In Online-Foren und der Black-Metal-Szene, zu der die Gruppe 764 laut der Frankfurter Allgemeinen Zeitung in Verbindung gestanden haben soll, sind Tiernamen und okkulte Symbole beliebt. „White Tiger“ könnte von der Ästhetik dieser Subkulturen inspiriert sein, wo Namen wie „Wolf“ oder „Serpent“ (Schlange) häufig vorkommen. Bei der Durchsuchung der Wohnung des Hamburger Verdächtigen wurden Playlists mit Black-Metal-Bands wie Mayhem oder Burzum gefunden, die solche Symbolik nutzen.

Die Hamburger Polizei prüft nun, ob diese Symbolik Teil nur zu Provokationszwecken genutzt wurde oder auf eine gefestigte satanistische Ideologie hindeutet. „Wir haben Material gefunden, das auf eine Faszination für Gewalt und Okkultismus hindeutet, aber es gibt keine Beweise für eine Verbindung zu organisierten satanistischen Gruppen“, so ein Ermittler gegenüber Bild.
Die Ermittlungen in den USA hingegen deuten Medienberichten zufolge auf mögliche Verbindungen der 764-Gruppe zu anderen Netzwerken hin. Das FBI untersucht Parallelen zum sogenannten Order of Nine Angles (O9A), einer okkulten Loge, die Gewalt und Chaos propagiert.
Gegründet wurde die hochkonspirative Organisation, die auch Verbindungen zu Neonazi-Strukturen aufweist, in den 1960er Jahren vermutlich von dem Briten David Myatt, der später eine wichtige Rolle in der von Agenten des Geheimdienstes durchzogenen rechtsextremen Terrorgruppe Combat 18 spielte und sich danach dem Islamismus zuwandte. Der britische Guardian bezeichnet das 764-Netzwerk sogar als eine „Splittergruppe“ des O9A. Konkrete Beweise fehlen jedoch.
Globales Netzwerk
Die Festnahme von Shahriar J. war nur der Anfang. Die SOKO „Mantacore“ arbeitet eng mit dem FBI, Interpol und Behörden in Griechenland zusammen, um weitere Mitglieder der Gruppe 764 zu identifizieren. „Das Netzwerk ist global, und die Ermittlungen werden Monate, wenn nicht Jahre dauern“, so Generalstaatsanwalt Fröhlich.
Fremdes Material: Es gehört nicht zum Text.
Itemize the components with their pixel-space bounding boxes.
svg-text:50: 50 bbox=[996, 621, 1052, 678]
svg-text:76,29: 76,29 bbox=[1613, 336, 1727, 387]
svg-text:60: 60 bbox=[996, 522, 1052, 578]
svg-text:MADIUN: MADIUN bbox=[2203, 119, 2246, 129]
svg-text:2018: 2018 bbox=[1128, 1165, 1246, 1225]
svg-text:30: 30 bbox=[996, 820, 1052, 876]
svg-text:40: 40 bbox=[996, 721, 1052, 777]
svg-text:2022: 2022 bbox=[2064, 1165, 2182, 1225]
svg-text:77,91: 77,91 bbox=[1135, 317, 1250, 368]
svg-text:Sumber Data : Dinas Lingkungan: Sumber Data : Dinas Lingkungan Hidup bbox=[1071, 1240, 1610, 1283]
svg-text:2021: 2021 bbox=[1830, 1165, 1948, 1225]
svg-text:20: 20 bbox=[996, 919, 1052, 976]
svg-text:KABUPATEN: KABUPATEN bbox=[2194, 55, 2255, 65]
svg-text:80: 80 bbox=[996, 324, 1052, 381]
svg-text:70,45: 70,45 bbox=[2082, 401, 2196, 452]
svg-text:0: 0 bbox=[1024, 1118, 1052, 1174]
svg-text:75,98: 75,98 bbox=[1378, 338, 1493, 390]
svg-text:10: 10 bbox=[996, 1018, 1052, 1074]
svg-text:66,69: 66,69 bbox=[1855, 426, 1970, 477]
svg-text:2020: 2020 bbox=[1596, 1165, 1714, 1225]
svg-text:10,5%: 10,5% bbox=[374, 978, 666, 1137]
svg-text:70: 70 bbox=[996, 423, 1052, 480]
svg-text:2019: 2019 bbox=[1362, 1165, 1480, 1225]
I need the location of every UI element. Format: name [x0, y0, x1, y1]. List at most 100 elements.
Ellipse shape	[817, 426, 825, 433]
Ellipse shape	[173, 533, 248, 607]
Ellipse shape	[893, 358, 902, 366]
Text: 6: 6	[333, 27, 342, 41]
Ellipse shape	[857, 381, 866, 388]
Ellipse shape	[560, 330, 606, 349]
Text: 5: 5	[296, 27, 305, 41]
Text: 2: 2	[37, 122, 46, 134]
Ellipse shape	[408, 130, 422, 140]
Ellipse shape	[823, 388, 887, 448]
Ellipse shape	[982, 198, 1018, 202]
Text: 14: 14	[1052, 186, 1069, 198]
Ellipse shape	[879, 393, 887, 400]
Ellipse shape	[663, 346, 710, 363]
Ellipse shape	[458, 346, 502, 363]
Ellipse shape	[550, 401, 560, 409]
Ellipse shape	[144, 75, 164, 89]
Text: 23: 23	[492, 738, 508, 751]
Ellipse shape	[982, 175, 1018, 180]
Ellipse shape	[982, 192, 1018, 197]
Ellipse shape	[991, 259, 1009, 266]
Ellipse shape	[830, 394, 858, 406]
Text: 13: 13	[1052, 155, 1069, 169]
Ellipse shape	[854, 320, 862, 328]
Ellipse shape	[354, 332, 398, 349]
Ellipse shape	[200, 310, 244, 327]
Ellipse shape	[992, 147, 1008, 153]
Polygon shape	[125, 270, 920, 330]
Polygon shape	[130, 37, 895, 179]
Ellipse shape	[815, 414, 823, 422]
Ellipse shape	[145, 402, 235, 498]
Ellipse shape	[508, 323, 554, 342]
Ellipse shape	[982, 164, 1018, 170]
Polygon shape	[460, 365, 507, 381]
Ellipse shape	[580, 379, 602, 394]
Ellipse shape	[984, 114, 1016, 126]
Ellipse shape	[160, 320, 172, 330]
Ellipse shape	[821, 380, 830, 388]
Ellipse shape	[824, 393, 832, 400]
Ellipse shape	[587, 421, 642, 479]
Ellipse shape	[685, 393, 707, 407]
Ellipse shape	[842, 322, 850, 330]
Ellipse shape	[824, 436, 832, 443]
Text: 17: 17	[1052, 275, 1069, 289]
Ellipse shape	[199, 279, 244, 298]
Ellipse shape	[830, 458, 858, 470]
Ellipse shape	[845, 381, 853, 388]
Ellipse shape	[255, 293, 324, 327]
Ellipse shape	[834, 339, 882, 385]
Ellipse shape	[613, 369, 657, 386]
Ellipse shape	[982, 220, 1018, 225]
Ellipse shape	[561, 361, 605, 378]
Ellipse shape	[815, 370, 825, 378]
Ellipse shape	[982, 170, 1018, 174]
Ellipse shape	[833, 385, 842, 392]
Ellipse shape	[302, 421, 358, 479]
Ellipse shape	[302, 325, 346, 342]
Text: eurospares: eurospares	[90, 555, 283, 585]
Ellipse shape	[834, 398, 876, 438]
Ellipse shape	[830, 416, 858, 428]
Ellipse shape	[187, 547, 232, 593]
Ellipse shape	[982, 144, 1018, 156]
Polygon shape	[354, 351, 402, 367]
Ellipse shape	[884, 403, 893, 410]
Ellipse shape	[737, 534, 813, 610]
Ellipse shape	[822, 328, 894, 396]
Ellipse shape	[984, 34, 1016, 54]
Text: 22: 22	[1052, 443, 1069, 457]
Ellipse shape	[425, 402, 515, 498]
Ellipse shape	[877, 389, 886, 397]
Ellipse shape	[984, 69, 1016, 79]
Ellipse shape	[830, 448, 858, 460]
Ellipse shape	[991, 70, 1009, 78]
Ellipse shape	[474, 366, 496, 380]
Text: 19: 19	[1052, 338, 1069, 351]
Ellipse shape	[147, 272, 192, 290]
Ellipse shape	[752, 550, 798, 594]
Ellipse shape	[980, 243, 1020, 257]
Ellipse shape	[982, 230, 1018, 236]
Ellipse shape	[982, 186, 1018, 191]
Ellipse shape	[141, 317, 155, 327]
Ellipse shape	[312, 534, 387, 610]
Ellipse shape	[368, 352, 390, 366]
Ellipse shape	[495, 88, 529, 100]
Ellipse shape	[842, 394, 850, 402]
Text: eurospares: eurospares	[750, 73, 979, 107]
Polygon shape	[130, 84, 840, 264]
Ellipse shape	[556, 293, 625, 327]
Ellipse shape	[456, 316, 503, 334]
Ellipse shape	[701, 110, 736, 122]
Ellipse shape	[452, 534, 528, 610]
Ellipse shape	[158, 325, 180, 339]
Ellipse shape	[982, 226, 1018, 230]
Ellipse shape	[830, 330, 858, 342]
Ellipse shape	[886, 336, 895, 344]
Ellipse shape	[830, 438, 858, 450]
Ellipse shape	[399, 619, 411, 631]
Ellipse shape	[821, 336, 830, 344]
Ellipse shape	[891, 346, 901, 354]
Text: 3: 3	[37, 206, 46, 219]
Jugendschützer werten den Fall als alarmierenden Hinweis auf die Gefahren des Internets. „Eltern müssen wissen, wo ihre Kinder online unterwegs sind“, warnt Kinderpsychologin Sabine Müller. Auch die Hamburger Polizei ruft zur Wachsamkeit auf: „Wenn Sie Hinweise auf verdächtige Aktivitäten in Online-Foren haben, melden Sie diese sofort!“ Die Frage ist nun, wie weit sich die Kreise, die in die kriminellen Aktivitäten der Internet-Sadisten verwickelt sind, wirklich ziehen – und ob womöglich auch prominente Zeitgenossen nun nervös werden.